At the beginning of this blog, I quoted a couple of lines from the song “Afterimage” found on the “Grace Under Pressure” album. An afterimage is an image that continues to appear in the eyes after a period of exposure to the original image. This is how I now like to think of Neil and the music of Rush. Yes, Neil is physically gone, but the sonic afterimage of his music and the voice of his words will forever ring in our ears, like the music of the spheres.

So, while I sit here heartbroken that my hero is gone, I’m supremely grateful. For forty-plus years, we were given a plethora of wonderful music and thousands of concerts. These memories – these afterimages – play continually like movies in my mind’s eye. The soundtracks to those movies resonate endlessly. We all have that – the records, the videos, the stories, the fan groups… and we still have Geddy and Alex. That’s a lot to be grateful for.

One thing that keeps “getting” at me since the news of Neil’s death is the fact that he could have left us years ago. Think about it for a moment. He started to talk about quitting touring as early as 1991. He nearly perished from a parasitic disease he picked up in Cameroon, Africa. He surely must have had hundreds of close calls on the millions of miles he traveled on his motorcycle. Listen to the song “Working Them Angels” and you’ll get it.

“All my life I’ve been workin’ them angels overtime. Riding and driving and living So close to the edge… Workin’ them angels.”

Neil definitely worked those angels overtime. And now he’s jamming with his hero Buddy Rich. Who knows? Maybe Jimi Hendrix is on guitar, John Entwistle on bass, Bon Scott on vocals and Keith Emerson on keys.

So, yes, like many a dedicated Rush fanatic, I’ll be spending my days listening to the music and celebrating the life of Neil Peart. Yes, you may spot me in a crowd of enthusiastic air-drummers, banging those unseen skins into oblivion. The fact is, even today, I magically transform into that eight year old kid who was knocked for a loop the first time he heard “Fly By Night” any time I hear my favorite rock and roll trio. I still wonder if (and secretly suspect that) these guys are actually superior beings from another galaxy. Just a suspicion I have. 

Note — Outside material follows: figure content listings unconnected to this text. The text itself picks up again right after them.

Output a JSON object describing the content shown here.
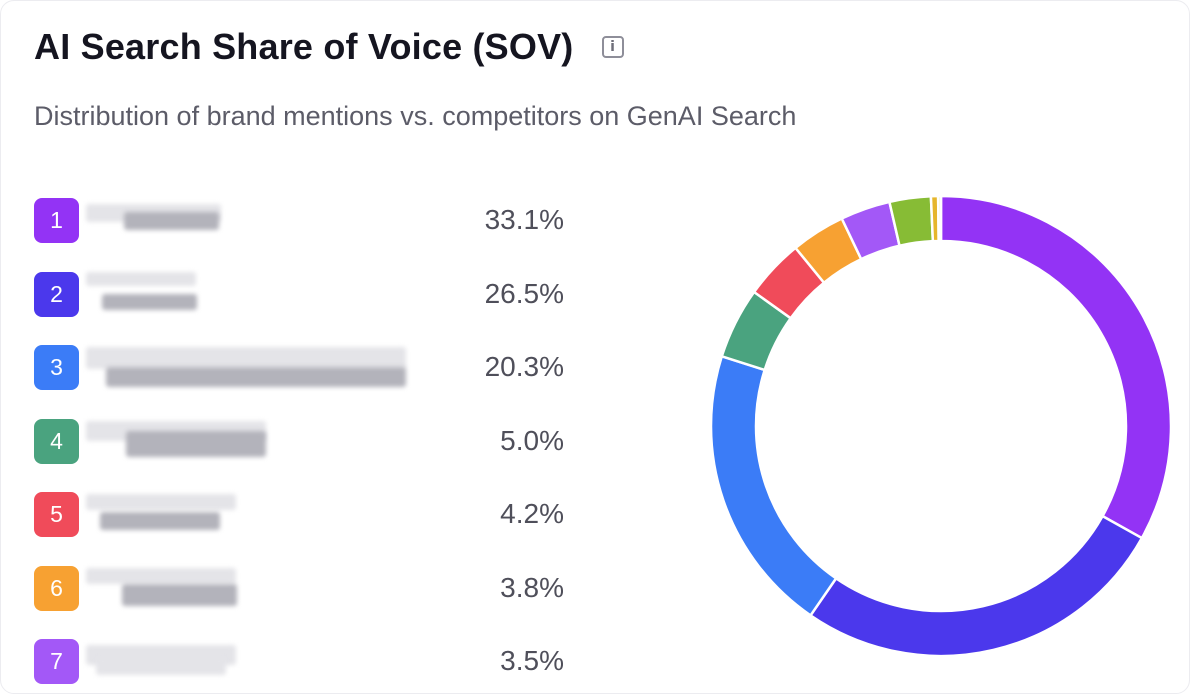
{
  "header": {
    "title": "AI Search Share of Voice (SOV)",
    "info_glyph": "i",
    "info_icon": "info-icon",
    "subtitle": "Distribution of brand mentions vs. competitors on GenAI Search"
  },
  "chart_data": {
    "type": "pie",
    "variant": "donut",
    "title": "AI Search Share of Voice (SOV)",
    "subtitle": "Distribution of brand mentions vs. competitors on GenAI Search",
    "legend_placement": "left",
    "slices": [
      {
        "rank": "1",
        "label": "",
        "value": 33.1,
        "display": "33.1%",
        "color": "#9333f5"
      },
      {
        "rank": "2",
        "label": "",
        "value": 26.5,
        "display": "26.5%",
        "color": "#4b38ec"
      },
      {
        "rank": "3",
        "label": "",
        "value": 20.3,
        "display": "20.3%",
        "color": "#3b7cf7"
      },
      {
        "rank": "4",
        "label": "",
        "value": 5.0,
        "display": "5.0%",
        "color": "#4aa37f"
      },
      {
        "rank": "5",
        "label": "",
        "value": 4.2,
        "display": "4.2%",
        "color": "#f04b5a"
      },
      {
        "rank": "6",
        "label": "",
        "value": 3.8,
        "display": "3.8%",
        "color": "#f7a132"
      },
      {
        "rank": "7",
        "label": "",
        "value": 3.5,
        "display": "3.5%",
        "color": "#a358f7"
      },
      {
        "rank": "",
        "label": "",
        "value": 2.9,
        "display": "",
        "color": "#87bc35"
      },
      {
        "rank": "",
        "label": "",
        "value": 0.5,
        "display": "",
        "color": "#e6b62c"
      },
      {
        "rank": "",
        "label": "",
        "value": 0.2,
        "display": "",
        "color": "#f3ee95"
      }
    ],
    "brand_names_redacted": true
  }
}
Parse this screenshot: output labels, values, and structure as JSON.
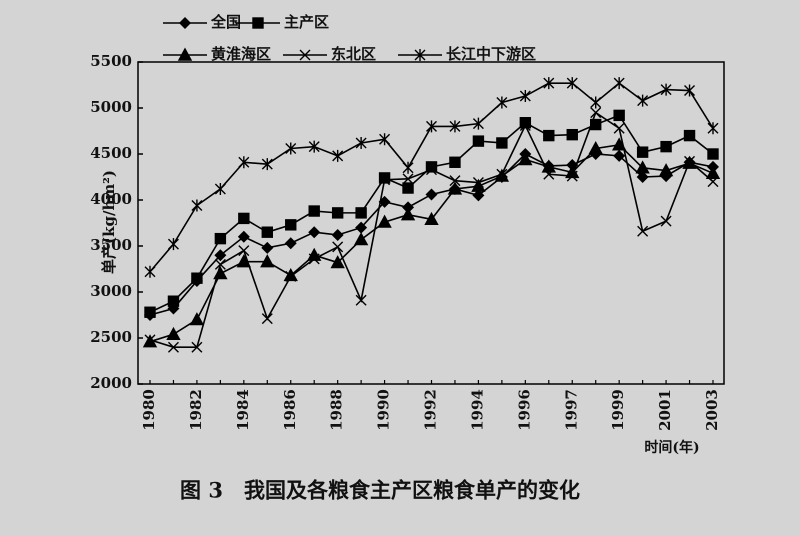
{
  "chart_data": {
    "type": "line",
    "title": "图 3　我国及各粮食主产区粮食单产的变化",
    "x_label": "时间(年)",
    "y_label": "单产(kg/hm²)",
    "categories": [
      "1980",
      null,
      "1982",
      null,
      "1984",
      null,
      "1986",
      null,
      "1988",
      null,
      "1990",
      null,
      "1992",
      null,
      "1994",
      null,
      "1996",
      null,
      "1997",
      null,
      "1999",
      null,
      "2001",
      null,
      "2003"
    ],
    "series": [
      {
        "name": "全国",
        "color": "#000000",
        "marker": "diamond",
        "values": [
          2750,
          2820,
          3120,
          3400,
          3600,
          3480,
          3530,
          3650,
          3620,
          3700,
          3980,
          3920,
          4060,
          4120,
          4050,
          4250,
          4500,
          4370,
          4380,
          4500,
          4480,
          4250,
          4260,
          4410,
          4360
        ]
      },
      {
        "name": "主产区",
        "color": "#000000",
        "marker": "square",
        "values": [
          2780,
          2900,
          3150,
          3580,
          3800,
          3650,
          3730,
          3880,
          3860,
          3860,
          4240,
          4130,
          4360,
          4410,
          4640,
          4620,
          4840,
          4700,
          4710,
          4820,
          4920,
          4520,
          4580,
          4700,
          4500
        ]
      },
      {
        "name": "黄淮海区",
        "color": "#000000",
        "marker": "triangle",
        "values": [
          2460,
          2540,
          2700,
          3200,
          3330,
          3330,
          3180,
          3400,
          3320,
          3570,
          3760,
          3840,
          3790,
          4120,
          4150,
          4260,
          4440,
          4360,
          4300,
          4560,
          4600,
          4350,
          4320,
          4400,
          4290
        ]
      },
      {
        "name": "东北区",
        "color": "#000000",
        "marker": "x",
        "values": [
          2480,
          2400,
          2400,
          3300,
          3450,
          2710,
          3170,
          3360,
          3490,
          2910,
          4220,
          4230,
          4330,
          4210,
          4190,
          4280,
          4810,
          4280,
          4260,
          4950,
          4780,
          3660,
          3770,
          4420,
          4200
        ]
      },
      {
        "name": "长江中下游区",
        "color": "#000000",
        "marker": "asterisk",
        "values": [
          3220,
          3520,
          3940,
          4120,
          4410,
          4390,
          4560,
          4580,
          4480,
          4620,
          4660,
          4350,
          4800,
          4800,
          4830,
          5060,
          5130,
          5270,
          5270,
          5060,
          5270,
          5080,
          5200,
          5190,
          4780
        ]
      }
    ],
    "ylim": [
      2000,
      5500
    ],
    "yticks": [
      2000,
      2500,
      3000,
      3500,
      4000,
      4500,
      5000,
      5500
    ]
  }
}
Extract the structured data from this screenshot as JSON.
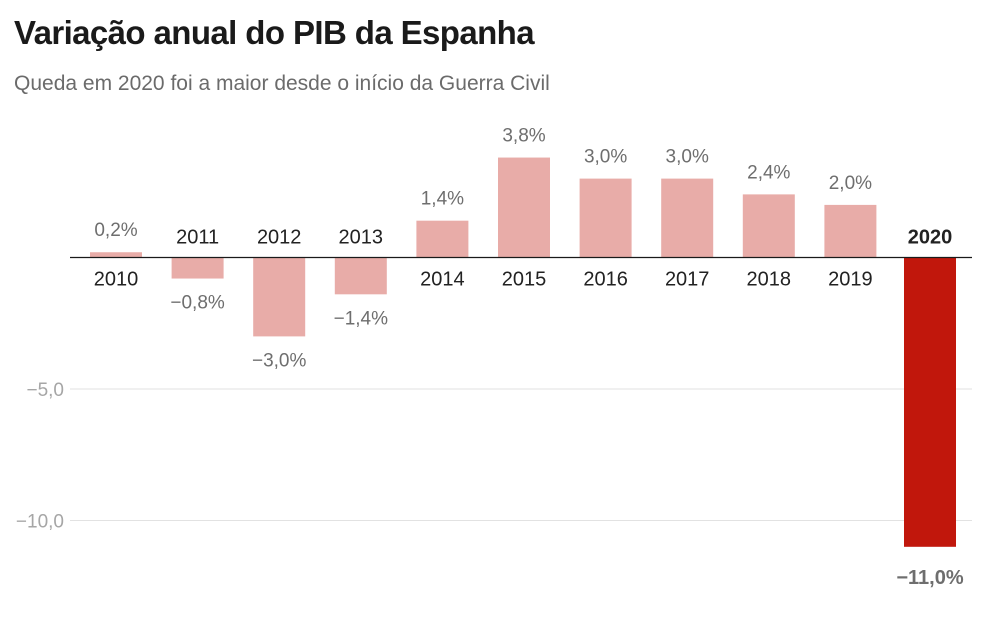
{
  "title": "Variação anual do PIB da Espanha",
  "subtitle": "Queda em 2020 foi a maior desde o início da Guerra Civil",
  "colors": {
    "bar": "#e8aca8",
    "highlight": "#c1170c",
    "value_text": "#6e6e6e",
    "tick_text": "#a6a6a6",
    "year_text": "#222222",
    "grid": "#e2e2e2",
    "axis": "#1a1a1a"
  },
  "chart_data": {
    "type": "bar",
    "title": "Variação anual do PIB da Espanha",
    "subtitle": "Queda em 2020 foi a maior desde o início da Guerra Civil",
    "xlabel": "",
    "ylabel": "",
    "ylim": [
      -11.5,
      4.5
    ],
    "grid": true,
    "categories": [
      "2010",
      "2011",
      "2012",
      "2013",
      "2014",
      "2015",
      "2016",
      "2017",
      "2018",
      "2019",
      "2020"
    ],
    "values": [
      0.2,
      -0.8,
      -3.0,
      -1.4,
      1.4,
      3.8,
      3.0,
      3.0,
      2.4,
      2.0,
      -11.0
    ],
    "value_labels": [
      "0,2%",
      "−0,8%",
      "−3,0%",
      "−1,4%",
      "1,4%",
      "3,8%",
      "3,0%",
      "3,0%",
      "2,4%",
      "2,0%",
      "−11,0%"
    ],
    "highlight": "2020",
    "y_ticks": [
      {
        "value": -5,
        "label": "−5,0"
      },
      {
        "value": -10,
        "label": "−10,0"
      }
    ]
  }
}
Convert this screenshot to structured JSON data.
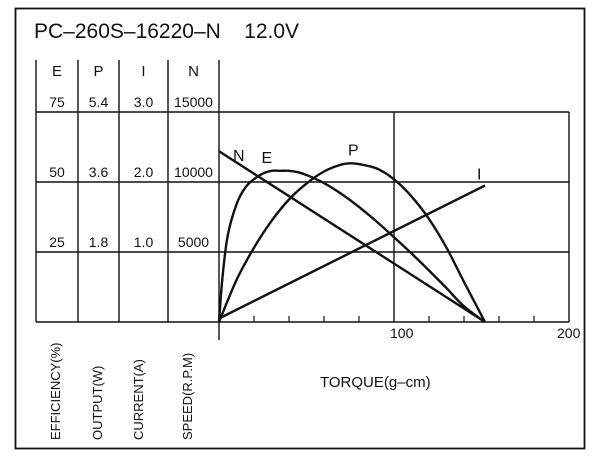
{
  "chart_data": {
    "type": "line",
    "title": "PC–260S–16220–N    12.0V",
    "xlabel": "TORQUE(g–cm)",
    "x_ticks": [
      "100",
      "200"
    ],
    "x_range": [
      0,
      200
    ],
    "scales": [
      {
        "key": "E",
        "header": "E",
        "unit_label": "EFFICIENCY(%)",
        "ticks": [
          "75",
          "50",
          "25"
        ]
      },
      {
        "key": "P",
        "header": "P",
        "unit_label": "OUTPUT(W)",
        "ticks": [
          "5.4",
          "3.6",
          "1.8"
        ]
      },
      {
        "key": "I",
        "header": "I",
        "unit_label": "CURRENT(A)",
        "ticks": [
          "3.0",
          "2.0",
          "1.0"
        ]
      },
      {
        "key": "N",
        "header": "N",
        "unit_label": "SPEED(R.P.M)",
        "ticks": [
          "15000",
          "10000",
          "5000"
        ]
      }
    ],
    "levels": [
      3,
      2,
      1
    ],
    "series": [
      {
        "name": "N",
        "label": "N",
        "scale": "N",
        "x": [
          0,
          152
        ],
        "y": [
          12200,
          0
        ]
      },
      {
        "name": "I",
        "label": "I",
        "scale": "I",
        "x": [
          0,
          152
        ],
        "y": [
          0.05,
          1.95
        ]
      },
      {
        "name": "P",
        "label": "P",
        "scale": "P",
        "x": [
          0,
          10,
          20,
          30,
          40,
          50,
          60,
          70,
          76,
          80,
          90,
          100,
          110,
          120,
          130,
          140,
          152
        ],
        "y": [
          0,
          1.08,
          1.91,
          2.6,
          3.15,
          3.56,
          3.87,
          4.05,
          4.08,
          4.06,
          3.95,
          3.67,
          3.23,
          2.65,
          1.91,
          1.03,
          0
        ]
      },
      {
        "name": "E",
        "label": "E",
        "scale": "E",
        "x": [
          0,
          2,
          5,
          10,
          15,
          20,
          25,
          30,
          35,
          40,
          45,
          50,
          60,
          70,
          80,
          90,
          100,
          110,
          120,
          130,
          140,
          152
        ],
        "y": [
          0,
          16,
          31,
          42,
          48,
          51,
          53,
          54,
          54,
          54,
          53.5,
          52.5,
          49.6,
          45.7,
          41.1,
          35.9,
          30.3,
          24.5,
          18.4,
          12.1,
          5.6,
          0
        ]
      }
    ]
  }
}
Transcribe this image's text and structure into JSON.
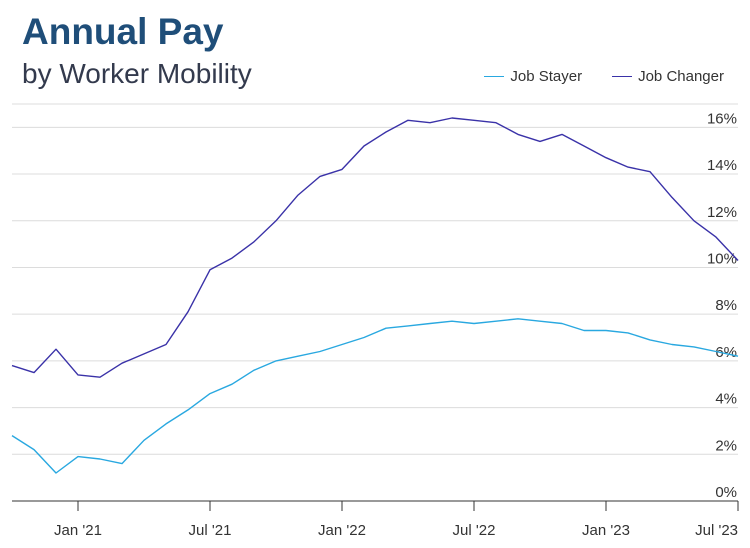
{
  "title": "Annual Pay",
  "subtitle": "by Worker Mobility",
  "colors": {
    "job_stayer": "#29a8e0",
    "job_changer": "#3a32a8",
    "grid": "#dcdcdc",
    "axis": "#333333"
  },
  "chart_data": {
    "type": "line",
    "title": "Annual Pay",
    "subtitle": "by Worker Mobility",
    "legend_position": "top-right",
    "grid": true,
    "ylim": [
      0,
      17
    ],
    "yticks": [
      0,
      2,
      4,
      6,
      8,
      10,
      12,
      14,
      16
    ],
    "ytick_labels": [
      "0%",
      "2%",
      "4%",
      "6%",
      "8%",
      "10%",
      "12%",
      "14%",
      "16%"
    ],
    "xlim": [
      "2020-10",
      "2023-07"
    ],
    "xticks": [
      "2021-01",
      "2021-07",
      "2022-01",
      "2022-07",
      "2023-01",
      "2023-07"
    ],
    "xtick_labels": [
      "Jan '21",
      "Jul '21",
      "Jan '22",
      "Jul '22",
      "Jan '23",
      "Jul '23"
    ],
    "x": [
      "2020-10",
      "2020-11",
      "2020-12",
      "2021-01",
      "2021-02",
      "2021-03",
      "2021-04",
      "2021-05",
      "2021-06",
      "2021-07",
      "2021-08",
      "2021-09",
      "2021-10",
      "2021-11",
      "2021-12",
      "2022-01",
      "2022-02",
      "2022-03",
      "2022-04",
      "2022-05",
      "2022-06",
      "2022-07",
      "2022-08",
      "2022-09",
      "2022-10",
      "2022-11",
      "2022-12",
      "2023-01",
      "2023-02",
      "2023-03",
      "2023-04",
      "2023-05",
      "2023-06",
      "2023-07"
    ],
    "series": [
      {
        "name": "Job Stayer",
        "color": "#29a8e0",
        "values": [
          2.8,
          2.2,
          1.2,
          1.9,
          1.8,
          1.6,
          2.6,
          3.3,
          3.9,
          4.6,
          5.0,
          5.6,
          6.0,
          6.2,
          6.4,
          6.7,
          7.0,
          7.4,
          7.5,
          7.6,
          7.7,
          7.6,
          7.7,
          7.8,
          7.7,
          7.6,
          7.3,
          7.3,
          7.2,
          6.9,
          6.7,
          6.6,
          6.4,
          6.2
        ]
      },
      {
        "name": "Job Changer",
        "color": "#3a32a8",
        "values": [
          5.8,
          5.5,
          6.5,
          5.4,
          5.3,
          5.9,
          6.3,
          6.7,
          8.1,
          9.9,
          10.4,
          11.1,
          12.0,
          13.1,
          13.9,
          14.2,
          15.2,
          15.8,
          16.3,
          16.2,
          16.4,
          16.3,
          16.2,
          15.7,
          15.4,
          15.7,
          15.2,
          14.7,
          14.3,
          14.1,
          13.0,
          12.0,
          11.3,
          10.3
        ]
      }
    ]
  }
}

Thank you Neil, Geddy and Alex for changing my life and the lives of countless others. Thank you for the gift of your music and words. Thank you for giving a young troubled angry boy from a dysfunctional home hope, happiness and life. Thank you for planting the dream in my soul – a dream I pursue to this day.

No, you’ll probably never find a fan as militant (for the want of a better word) as a Rush fan. And for good reason. It’s all about the music. Need I say more?

We are not alone in our grief. And that’s a comfort.

To all my fellow Rush fans: Keep calm and Rush on. After all, life is to be enjoyed, because in the words of the master: “We are only immortal for a limited time.”

Now if you will excuse me, my guitar is calling.